In her Twitter thread objecting to the proposal, Wen argued the new rule "compromises [doctors'] ethical obligation" and that the federal funding, apart from providing access to abortion, which is "standard medical healthcare" for women, also "helps people get testing for STDs, helps prevents cancer, and empowers people to make the best health choices for themselves."

"This is another clear sign that President Trump and his administration would rather bow to anti-abortion extremists than ensure people in America have access to the quality healthcare they need," stated Katherine Ragsdale, interim president and CEO of the National Abortion Federation (NAF).

"The proposed rule," she added, "would erect undue barriers to providing and accessing comprehensive reproductive healthcare, creating even larger gaps in service--especially for low income women, women of color, and the LGBTQ community."

Pro-choice attorneys general and lawmakers took to Twitter to swiftly denounce the proposed changes as well.

Sen. Kirsten Gillibrand (D-N.Y.), for her part, deemed them "nothing less than an all-out attack on Americans' health and rights, and on healthcare providers' ability to do their jobs." Illinois Democrat Sen. Tammy Duckworth, meanwhile, drew on her own experience to condemn the proposed rule.
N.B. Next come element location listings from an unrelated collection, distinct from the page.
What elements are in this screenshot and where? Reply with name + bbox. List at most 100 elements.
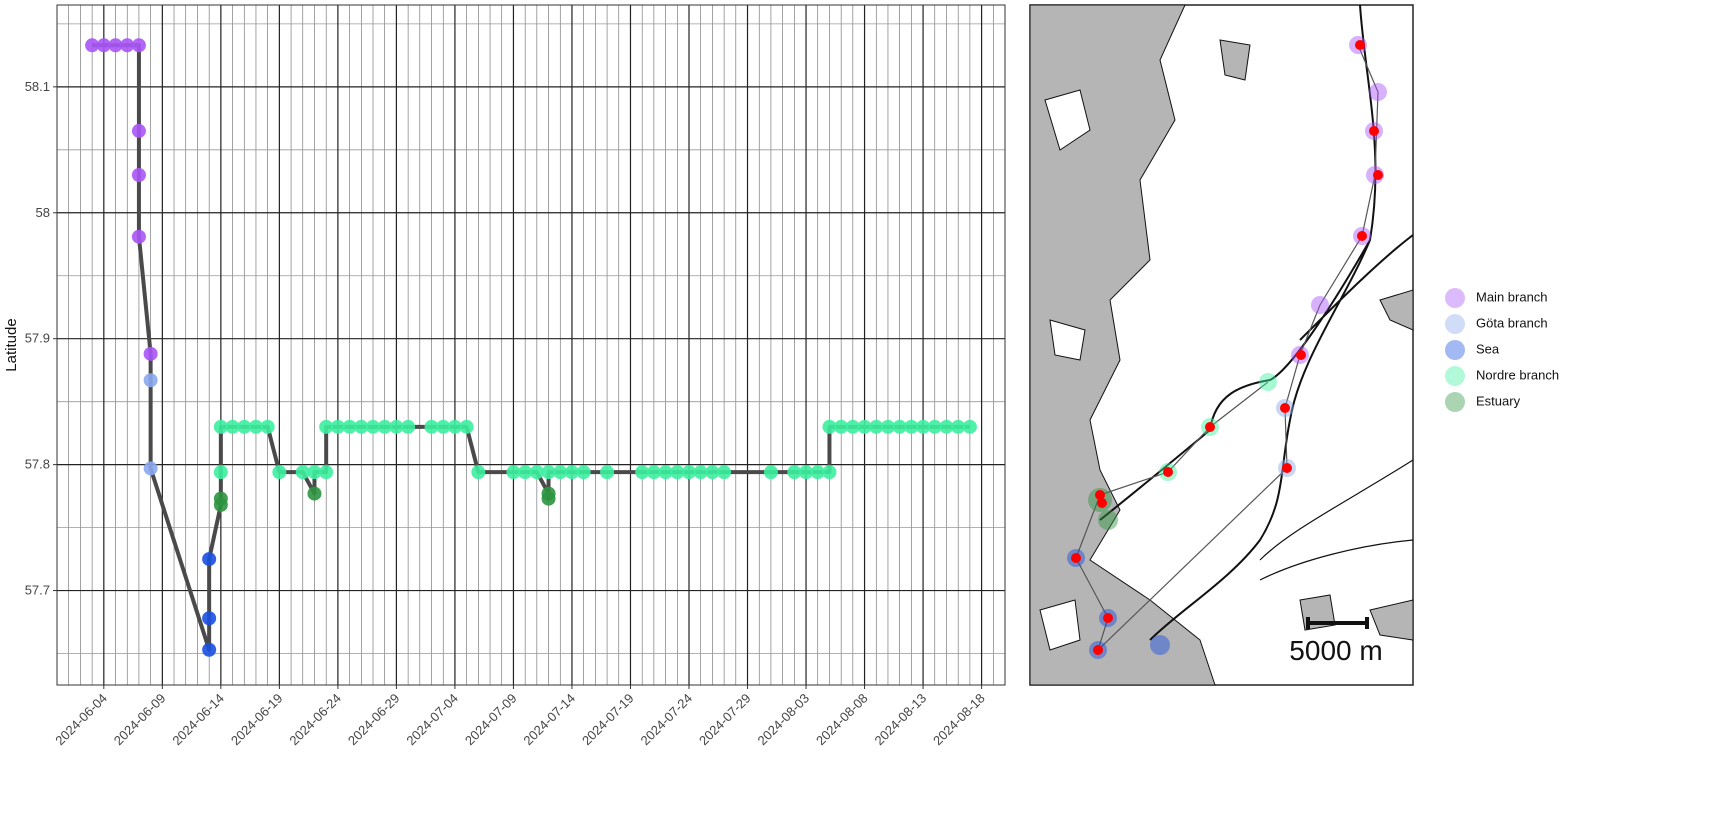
detection-point [447, 419, 462, 434]
detection-point [822, 465, 837, 480]
detection-point [506, 465, 521, 480]
x-tick-label: 2024-07-29 [696, 691, 754, 749]
detection-point [237, 419, 252, 434]
detection-point [564, 465, 579, 480]
detection-point [880, 419, 895, 434]
detection-point [272, 465, 287, 480]
y-tick-label: 58.1 [25, 79, 50, 94]
plot-border [56, 4, 1006, 686]
detection-point [529, 465, 544, 480]
detection-point [600, 465, 615, 480]
detection-point [225, 419, 240, 434]
detection-point [951, 419, 966, 434]
plot-background [57, 5, 1005, 685]
detection-point [658, 465, 673, 480]
river [1099, 4, 1414, 641]
x-tick-label: 2024-08-13 [872, 691, 930, 749]
detection-point [202, 611, 217, 626]
detection-point [553, 465, 568, 480]
detection-point [518, 465, 533, 480]
x-tick-label: 2024-07-19 [579, 691, 637, 749]
detection-point [436, 419, 451, 434]
detection-point [319, 419, 334, 434]
detection-point [845, 419, 860, 434]
y-tick-label: 58 [36, 205, 50, 220]
detection-point [120, 38, 135, 53]
detection-point [869, 419, 884, 434]
detection-point [330, 419, 345, 434]
detection-point [248, 419, 263, 434]
detection-point [342, 419, 357, 434]
islands [1039, 89, 1091, 651]
detection-point [424, 419, 439, 434]
detection-point [576, 465, 591, 480]
detection-point [857, 419, 872, 434]
x-tick-label: 2024-06-14 [169, 691, 227, 749]
x-tick-label: 2024-06-29 [345, 691, 403, 749]
detection-point [143, 461, 158, 476]
detection-point [822, 419, 837, 434]
scale-label: 5000 m [1289, 635, 1382, 666]
detection-point [541, 465, 556, 480]
detection-point [131, 229, 146, 244]
legend-swatch [1445, 340, 1465, 360]
detection-point [459, 419, 474, 434]
legend-swatch [1445, 392, 1465, 412]
receiver-stations [1071, 40, 1383, 655]
detection-point [670, 465, 685, 480]
detection-point [705, 465, 720, 480]
detection-point [85, 38, 100, 53]
detection-point [213, 419, 228, 434]
detection-point [366, 419, 380, 434]
detection-point [810, 465, 825, 480]
detection-point [541, 491, 556, 506]
y-axis-title: Latitude [3, 318, 20, 371]
legend-label: Sea [1476, 341, 1500, 356]
detection-point [471, 465, 486, 480]
detection-point [213, 491, 228, 506]
detection-point [354, 419, 369, 434]
x-tick-label: 2024-06-19 [228, 691, 286, 749]
map: 5000 m [1029, 4, 1414, 686]
detection-point [682, 465, 696, 480]
detection-point [131, 168, 146, 182]
legend-swatch [1445, 366, 1465, 386]
detection-point [213, 465, 228, 480]
detection-point [260, 419, 275, 434]
detection-point [799, 465, 814, 480]
x-tick-label: 2024-08-08 [813, 691, 871, 749]
detection-point [96, 38, 111, 53]
x-tick-label: 2024-08-18 [930, 691, 988, 749]
legend-swatch [1445, 314, 1465, 334]
legend-swatch [1445, 288, 1465, 308]
detection-point [927, 419, 942, 434]
detection-point [763, 465, 778, 480]
y-tick-label: 57.7 [25, 583, 50, 598]
legend-label: Nordre branch [1476, 367, 1559, 382]
detection-point [717, 465, 732, 480]
detection-point [646, 465, 661, 480]
legend-label: Main branch [1476, 289, 1548, 304]
x-tick-label: 2024-08-03 [755, 691, 813, 749]
legend-label: Estuary [1476, 393, 1521, 408]
x-tick-label: 2024-06-09 [111, 691, 169, 749]
detection-point [131, 38, 146, 53]
detection-point [389, 419, 404, 434]
detection-point [962, 419, 977, 434]
x-tick-label: 2024-06-04 [52, 691, 110, 749]
detection-point [319, 465, 334, 480]
scale-bar [1306, 617, 1369, 629]
detection-point [939, 419, 954, 434]
x-tick-label: 2024-07-04 [403, 691, 461, 749]
detection-point [143, 346, 158, 361]
detection-point [693, 465, 708, 480]
legend-label: Göta branch [1476, 315, 1548, 330]
lakes [1219, 39, 1414, 641]
roads [1259, 459, 1414, 581]
detection-point [892, 419, 907, 434]
y-tick-label: 57.8 [25, 457, 50, 472]
detection-point [307, 486, 322, 501]
y-tick-label: 57.9 [25, 331, 50, 346]
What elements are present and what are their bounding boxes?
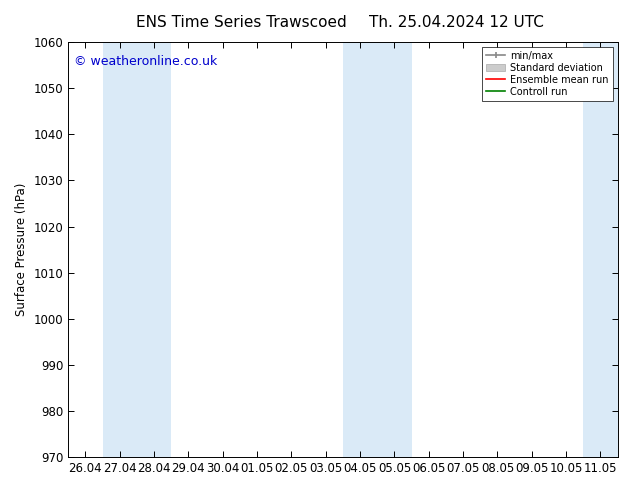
Text: Th. 25.04.2024 12 UTC: Th. 25.04.2024 12 UTC — [369, 15, 544, 30]
Y-axis label: Surface Pressure (hPa): Surface Pressure (hPa) — [15, 183, 28, 316]
Legend: min/max, Standard deviation, Ensemble mean run, Controll run: min/max, Standard deviation, Ensemble me… — [482, 47, 612, 100]
Text: © weatheronline.co.uk: © weatheronline.co.uk — [74, 54, 217, 68]
Bar — [103, 42, 171, 457]
Bar — [343, 42, 411, 457]
Bar — [583, 42, 618, 457]
Text: ENS Time Series Trawscoed: ENS Time Series Trawscoed — [136, 15, 346, 30]
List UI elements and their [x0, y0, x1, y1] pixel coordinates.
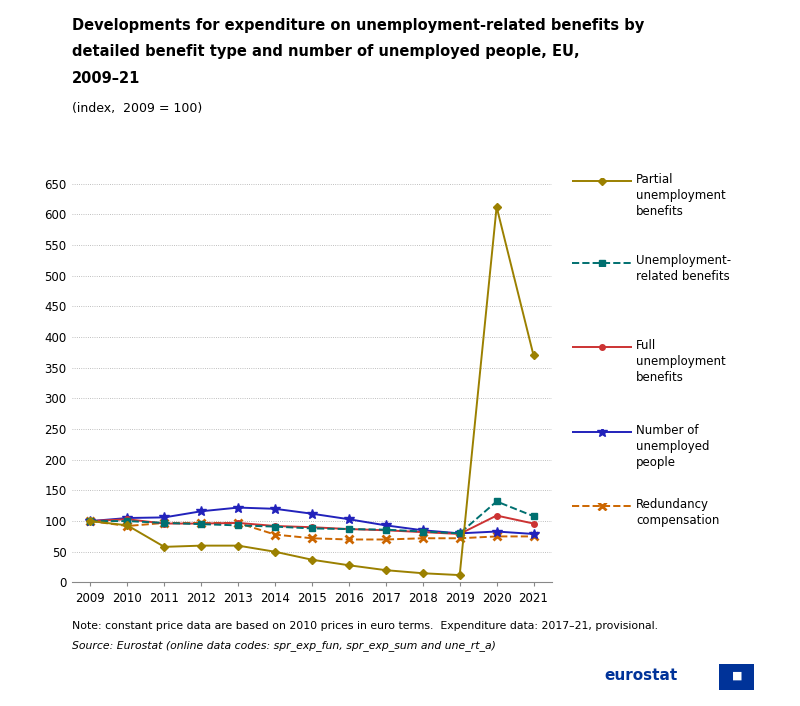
FancyBboxPatch shape: [719, 664, 754, 690]
Text: Note: constant price data are based on 2010 prices in euro terms.  Expenditure d: Note: constant price data are based on 2…: [72, 621, 658, 631]
Text: Source: Eurostat (online data codes: spr_exp_fun, spr_exp_sum and une_rt_a): Source: Eurostat (online data codes: spr…: [72, 640, 496, 651]
Text: Developments for expenditure on unemployment-related benefits by: Developments for expenditure on unemploy…: [72, 18, 644, 32]
Text: (index,  2009 = 100): (index, 2009 = 100): [72, 102, 202, 114]
Text: Number of
unemployed
people: Number of unemployed people: [636, 424, 710, 469]
Text: Redundancy
compensation: Redundancy compensation: [636, 498, 719, 527]
Text: Unemployment-
related benefits: Unemployment- related benefits: [636, 254, 731, 283]
Text: 2009–21: 2009–21: [72, 71, 140, 86]
Text: detailed benefit type and number of unemployed people, EU,: detailed benefit type and number of unem…: [72, 44, 580, 59]
Text: ■: ■: [731, 671, 742, 681]
Text: Full
unemployment
benefits: Full unemployment benefits: [636, 339, 726, 384]
Text: eurostat: eurostat: [604, 669, 678, 683]
Text: Partial
unemployment
benefits: Partial unemployment benefits: [636, 173, 726, 218]
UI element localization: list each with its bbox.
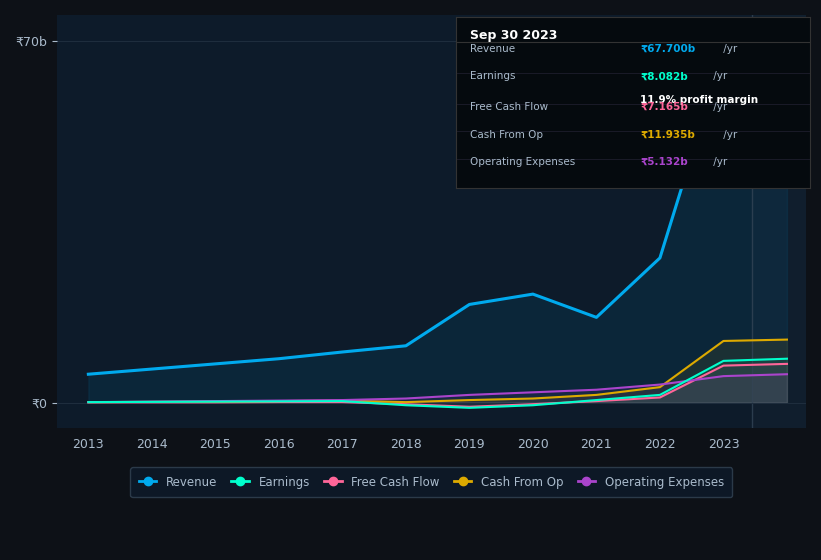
- Text: Cash From Op: Cash From Op: [470, 129, 543, 139]
- Text: Free Cash Flow: Free Cash Flow: [470, 102, 548, 112]
- Bar: [752, 15, 806, 428]
- Text: Operating Expenses: Operating Expenses: [470, 157, 575, 167]
- Text: Sep 30 2023: Sep 30 2023: [470, 29, 557, 42]
- Text: ₹7.165b: ₹7.165b: [640, 102, 688, 112]
- Text: /yr: /yr: [719, 129, 736, 139]
- Legend: Revenue, Earnings, Free Cash Flow, Cash From Op, Operating Expenses: Revenue, Earnings, Free Cash Flow, Cash …: [131, 468, 732, 497]
- Text: /yr: /yr: [709, 72, 727, 81]
- Text: ₹8.082b: ₹8.082b: [640, 72, 688, 81]
- Text: /yr: /yr: [709, 102, 727, 112]
- Text: ₹67.700b: ₹67.700b: [640, 44, 695, 54]
- Text: Revenue: Revenue: [470, 44, 515, 54]
- Text: /yr: /yr: [719, 44, 736, 54]
- Text: 11.9% profit margin: 11.9% profit margin: [640, 95, 759, 105]
- Text: Earnings: Earnings: [470, 72, 516, 81]
- Text: /yr: /yr: [709, 157, 727, 167]
- Text: ₹11.935b: ₹11.935b: [640, 129, 695, 139]
- Text: ₹5.132b: ₹5.132b: [640, 157, 688, 167]
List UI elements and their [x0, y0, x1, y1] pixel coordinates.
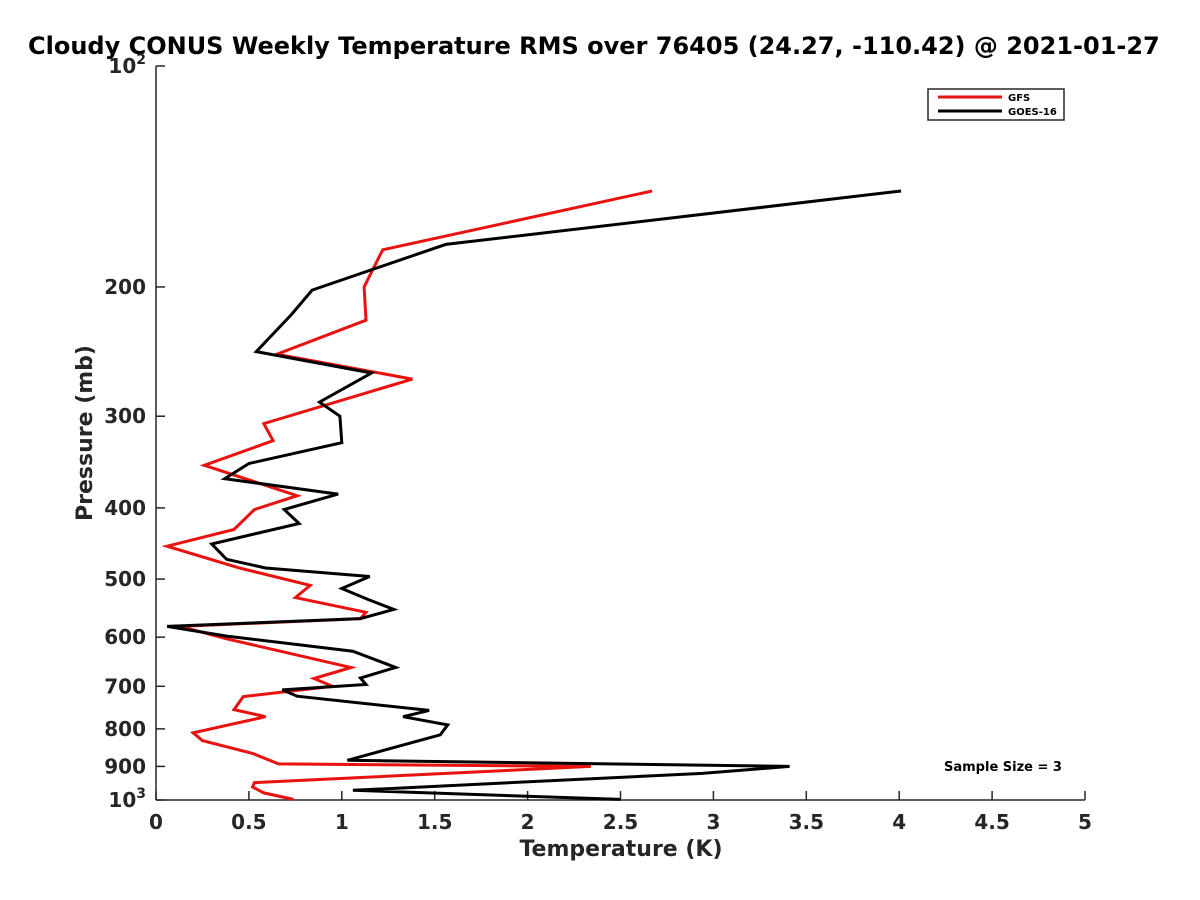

"Just like millions of people, I depended on @PPFA to provide quality care while I was putting myself through school and working as a waitress. We need to continue pushing back against these attacks on affordable and accessible healthcare," she tweeted.

Declaring the new rules "dangerous and unneccessary," New York Attorney General Letitia James vowed, "We will take legal action."

The Guttmacher Institite noted that while the version posted Friday could be the final one, "nothing is official until it's in the Federal Register," and it wouldn't go into effect until 60 days after being posted there. Moreover, "legal action to try to stop implementation is likely," the reproductive rights group said.